Le livre : Traité sur la tolérance, Voltaire
PAUSE LECTURE… François Marie Arouet, dit Voltaire (1694 -1778), philosophe des Lumières, connaît un destin mouvementé… L’écrivain et auteur, qui exalte la liberté, réalise de nombreuses œuvres littéraires et cultive la variété des genres. Il valorise le genre historique, écrit des pièces de théâtre et des essais, revisite le conte… Dans son Traité sur la tolérance, Voltaire s’adresse à Dieu…
Par Maryse Marsailly (@blogostelle)
– Dernière révision janvier 2019 –

Extrait du Traité sur la tolérance : Prière à Dieu
Ce n’est donc plus aux hommes que je m’adresse ; c’est à toi, Dieu de tous les êtres, de tous les mondes et de tous les temps : s’il est permis à de faibles créatures perdues dans l’immensité, et imperceptibles au reste de l’univers, d’oser te demander quelque chose, à toi qui as tout donné, …
… à toi dont les décrets sont immuables comme éternels, daigne regarder en pitié les erreurs attachées à notre nature ; que ces erreurs ne fassent point nos calamités ; Tu ne nous as point donné un cœur pour nous haïr, et des mains pour nous égorger ; …

… fais que nous nous aidions mutuellement à supporter le fardeau d’une vie pénible et passagère ; que les petites différences entre les vêtements qui couvrent nos débiles corps, entre tous nos langages insuffisants, entre tous nos usages ridicules, entre toutes nos lois imparfaites…
… entre toutes nos opinions insensées, entre toutes nos conditions si disproportionnées à nos yeux, et si égales devant toi ; que ceux qui allument des cierges en plein midi pour te célébrer supportent ceux qui se contentent de la lumière de ton soleil ; …
… que ceux qui couvrent leur robe d’une toile blanche pour dire qu’il faut t’aimer ne détestent pas ceux qui disent la même chose sous un manteau de laine noire…

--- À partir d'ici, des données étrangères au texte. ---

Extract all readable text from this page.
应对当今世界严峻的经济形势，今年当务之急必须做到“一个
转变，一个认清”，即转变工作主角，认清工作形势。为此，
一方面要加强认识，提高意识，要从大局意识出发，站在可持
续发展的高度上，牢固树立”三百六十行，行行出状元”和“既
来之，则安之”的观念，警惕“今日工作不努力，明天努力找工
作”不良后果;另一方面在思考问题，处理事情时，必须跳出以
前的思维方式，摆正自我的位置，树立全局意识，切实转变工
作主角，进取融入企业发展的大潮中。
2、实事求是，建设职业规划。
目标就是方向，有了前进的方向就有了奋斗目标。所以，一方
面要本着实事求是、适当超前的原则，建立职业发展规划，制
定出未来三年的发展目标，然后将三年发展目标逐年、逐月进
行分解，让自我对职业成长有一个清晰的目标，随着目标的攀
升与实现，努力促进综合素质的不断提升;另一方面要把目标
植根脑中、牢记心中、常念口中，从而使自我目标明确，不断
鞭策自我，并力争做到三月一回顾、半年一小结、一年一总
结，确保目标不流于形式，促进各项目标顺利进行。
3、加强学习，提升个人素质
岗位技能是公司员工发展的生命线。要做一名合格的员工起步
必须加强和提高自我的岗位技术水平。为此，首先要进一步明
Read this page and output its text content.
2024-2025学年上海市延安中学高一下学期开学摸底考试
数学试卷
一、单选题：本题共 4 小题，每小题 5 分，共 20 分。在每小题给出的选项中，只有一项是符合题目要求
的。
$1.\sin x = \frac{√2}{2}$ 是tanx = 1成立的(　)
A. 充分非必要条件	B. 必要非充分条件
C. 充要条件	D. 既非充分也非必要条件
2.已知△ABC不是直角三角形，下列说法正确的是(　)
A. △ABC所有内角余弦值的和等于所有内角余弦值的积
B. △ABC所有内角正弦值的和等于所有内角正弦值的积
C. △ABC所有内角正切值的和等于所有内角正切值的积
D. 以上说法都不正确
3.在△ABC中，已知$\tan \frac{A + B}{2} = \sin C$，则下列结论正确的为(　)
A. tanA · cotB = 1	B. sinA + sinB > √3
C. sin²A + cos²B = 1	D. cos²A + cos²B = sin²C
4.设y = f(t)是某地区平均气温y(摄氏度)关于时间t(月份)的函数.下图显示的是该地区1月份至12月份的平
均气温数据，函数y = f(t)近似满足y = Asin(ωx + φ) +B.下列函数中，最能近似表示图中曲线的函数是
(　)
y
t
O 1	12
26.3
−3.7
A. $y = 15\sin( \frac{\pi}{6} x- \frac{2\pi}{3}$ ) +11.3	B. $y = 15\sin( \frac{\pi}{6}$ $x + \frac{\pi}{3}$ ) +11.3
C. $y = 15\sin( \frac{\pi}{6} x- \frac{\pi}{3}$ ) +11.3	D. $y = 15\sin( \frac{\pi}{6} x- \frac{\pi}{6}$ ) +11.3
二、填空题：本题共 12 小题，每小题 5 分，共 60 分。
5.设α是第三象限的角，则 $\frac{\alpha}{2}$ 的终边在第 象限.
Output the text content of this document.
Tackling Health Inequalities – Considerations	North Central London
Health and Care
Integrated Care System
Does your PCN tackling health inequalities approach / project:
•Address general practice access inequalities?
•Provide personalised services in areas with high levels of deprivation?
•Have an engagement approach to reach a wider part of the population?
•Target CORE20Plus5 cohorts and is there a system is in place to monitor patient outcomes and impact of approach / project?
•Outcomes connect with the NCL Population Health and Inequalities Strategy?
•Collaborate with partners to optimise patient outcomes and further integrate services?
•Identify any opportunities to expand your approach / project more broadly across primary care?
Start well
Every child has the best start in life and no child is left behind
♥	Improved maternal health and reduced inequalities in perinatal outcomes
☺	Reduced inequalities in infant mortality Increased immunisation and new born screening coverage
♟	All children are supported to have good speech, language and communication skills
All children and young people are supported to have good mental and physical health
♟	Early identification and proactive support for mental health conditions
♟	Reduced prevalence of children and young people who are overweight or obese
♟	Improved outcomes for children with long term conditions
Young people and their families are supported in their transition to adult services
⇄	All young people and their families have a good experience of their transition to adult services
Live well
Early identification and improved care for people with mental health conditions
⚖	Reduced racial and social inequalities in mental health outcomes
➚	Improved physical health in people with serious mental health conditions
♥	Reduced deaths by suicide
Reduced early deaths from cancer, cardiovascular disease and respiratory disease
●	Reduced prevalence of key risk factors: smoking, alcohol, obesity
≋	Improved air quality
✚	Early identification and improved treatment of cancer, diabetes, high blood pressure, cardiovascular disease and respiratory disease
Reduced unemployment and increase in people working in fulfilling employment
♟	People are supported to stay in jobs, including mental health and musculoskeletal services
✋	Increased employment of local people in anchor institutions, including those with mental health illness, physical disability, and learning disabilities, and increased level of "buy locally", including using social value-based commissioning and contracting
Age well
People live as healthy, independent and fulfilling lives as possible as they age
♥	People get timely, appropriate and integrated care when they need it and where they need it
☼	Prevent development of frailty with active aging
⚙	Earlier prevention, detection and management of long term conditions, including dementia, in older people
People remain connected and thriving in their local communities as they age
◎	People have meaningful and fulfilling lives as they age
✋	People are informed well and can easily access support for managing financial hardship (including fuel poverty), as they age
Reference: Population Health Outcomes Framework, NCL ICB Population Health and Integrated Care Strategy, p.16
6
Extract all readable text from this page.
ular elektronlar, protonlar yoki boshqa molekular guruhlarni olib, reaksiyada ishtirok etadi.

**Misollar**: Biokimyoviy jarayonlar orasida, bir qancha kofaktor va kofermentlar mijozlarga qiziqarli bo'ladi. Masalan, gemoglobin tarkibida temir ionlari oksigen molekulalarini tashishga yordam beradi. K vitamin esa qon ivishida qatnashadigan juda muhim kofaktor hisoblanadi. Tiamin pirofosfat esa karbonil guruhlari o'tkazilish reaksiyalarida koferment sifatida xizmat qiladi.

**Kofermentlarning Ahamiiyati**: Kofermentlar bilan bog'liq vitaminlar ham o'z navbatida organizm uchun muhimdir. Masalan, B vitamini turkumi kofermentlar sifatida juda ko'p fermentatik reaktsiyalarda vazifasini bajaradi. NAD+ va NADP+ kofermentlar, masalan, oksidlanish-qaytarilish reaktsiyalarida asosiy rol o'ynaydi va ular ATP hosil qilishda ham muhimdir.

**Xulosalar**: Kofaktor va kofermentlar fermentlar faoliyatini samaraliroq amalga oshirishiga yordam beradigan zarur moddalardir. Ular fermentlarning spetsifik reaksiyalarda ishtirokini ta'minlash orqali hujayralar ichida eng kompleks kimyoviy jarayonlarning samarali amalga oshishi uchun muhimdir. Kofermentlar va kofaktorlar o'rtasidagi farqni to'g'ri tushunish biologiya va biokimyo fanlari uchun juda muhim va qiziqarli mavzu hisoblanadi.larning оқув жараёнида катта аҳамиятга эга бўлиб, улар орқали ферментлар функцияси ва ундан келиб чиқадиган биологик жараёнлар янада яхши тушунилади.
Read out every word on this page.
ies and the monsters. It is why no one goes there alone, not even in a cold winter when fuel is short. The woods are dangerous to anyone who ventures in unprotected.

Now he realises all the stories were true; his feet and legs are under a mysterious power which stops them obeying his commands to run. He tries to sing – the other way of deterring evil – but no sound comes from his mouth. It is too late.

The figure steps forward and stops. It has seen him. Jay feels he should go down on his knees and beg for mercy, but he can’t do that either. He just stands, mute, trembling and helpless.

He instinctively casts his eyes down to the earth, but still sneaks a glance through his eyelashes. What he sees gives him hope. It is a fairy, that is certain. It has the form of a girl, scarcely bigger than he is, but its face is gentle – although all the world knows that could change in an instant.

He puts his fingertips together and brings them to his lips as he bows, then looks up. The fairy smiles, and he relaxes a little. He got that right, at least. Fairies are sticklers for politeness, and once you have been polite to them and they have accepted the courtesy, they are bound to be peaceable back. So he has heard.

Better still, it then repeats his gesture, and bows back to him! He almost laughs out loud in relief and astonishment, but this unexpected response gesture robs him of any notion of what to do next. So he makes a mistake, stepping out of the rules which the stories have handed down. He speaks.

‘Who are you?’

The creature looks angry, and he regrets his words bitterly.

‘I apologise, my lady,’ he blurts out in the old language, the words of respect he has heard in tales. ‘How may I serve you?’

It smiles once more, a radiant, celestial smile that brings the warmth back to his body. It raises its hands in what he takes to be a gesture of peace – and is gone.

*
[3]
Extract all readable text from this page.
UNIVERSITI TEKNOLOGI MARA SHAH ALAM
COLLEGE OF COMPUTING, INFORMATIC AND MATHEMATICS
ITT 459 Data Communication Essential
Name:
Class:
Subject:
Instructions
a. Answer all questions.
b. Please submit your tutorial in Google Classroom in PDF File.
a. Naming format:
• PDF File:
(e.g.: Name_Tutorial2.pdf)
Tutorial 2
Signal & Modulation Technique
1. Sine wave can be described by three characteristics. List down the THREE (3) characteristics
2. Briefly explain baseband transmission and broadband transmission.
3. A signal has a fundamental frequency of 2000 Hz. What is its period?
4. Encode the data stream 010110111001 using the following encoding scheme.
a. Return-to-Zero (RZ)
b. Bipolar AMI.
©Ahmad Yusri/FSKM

… qu’il soit égal de t’adorer dans un jargon formé d’une ancienne langue, ou dans un jargon plus nouveau ; que ceux dont l’habit est teint en rouge ou en violet, qui dominent sur une petite parcelle d’un petit tas de la boue de ce monde,
… et qui possèdent quelques fragments arrondis d’un certain métal, jouissent sans orgueil de ce qu’ils appellent grandeur et richesse, et que les autres les voient sans envie : car tu sais qu’il n’y a dans ces vanités ni de quoi envier, ni de quoi s’enorgueillir…
… Puissent tous les hommes se souvenir qu’ils sont frères ! Qu’ils aient en horreur la tyrannie exercée sur les âmes, …
… comme ils ont en exécration le brigandage qui ravit par la force le fruit du travail et de l’industrie paisible. Si les fléaux de la guerre sont inévitables, ne nous haïssons pas, ne nous déchirons pas les uns les autres dans le sein de la paix,
… et employons l’instant de notre existence à bénir également en mille langages divers, depuis Siam jusqu’à la Californie, ta bonté qui nous a donné cet instant. (Voltaire, Traité sur la tolérance, chapitre XXIII, 1763)
PORTRAIT LIBRE D’UN ESPRIT LUMINEUX
Voltaire, vu par Jean-Baptiste Pigalle

« C’est un crime en fait de beaux-arts de mettre des entraves au génie. Ce n’est pas pour rien qu’on le représente avec des ailes ; il doit voler où il veut et comme il veut… »
« Monsieur de Voltaire par les gens de lettres »
Une statue sculptée par un grand sculpteur du XVIIIe siècle, Jean-Baptiste Pigalle, est commandée en 1770. La société de gens de lettres, parmi lesquels figurent Diderot et d’Alembert (les auteurs de l’Encyclopédie), veut rendre hommage à Voltaire. Jusque-là privilège royal, c’est la première fois qu’un écrivain se voit ériger une statue de son vivant…
Une souscription publique est alors lancée pour réaliser une statue sculptée dans le marbre. Le roi de Prusse Frédéric II lui-même participe. La ronde bosse porte une inscription : Monsieur de Voltaire par les gens de lettres/ses compatriotes, et ses contemporains. 1776.
Le beau visage d’un penseur au corps nu vieillissant
La commande est confiée à Jean-Baptiste Pigalle, l’un des plus grands sculpteurs de l’époque. L’artiste se rend à Ferney pour réaliser un plâtre de la tête du philosophe. Ensuite, il travaille sa sculpture…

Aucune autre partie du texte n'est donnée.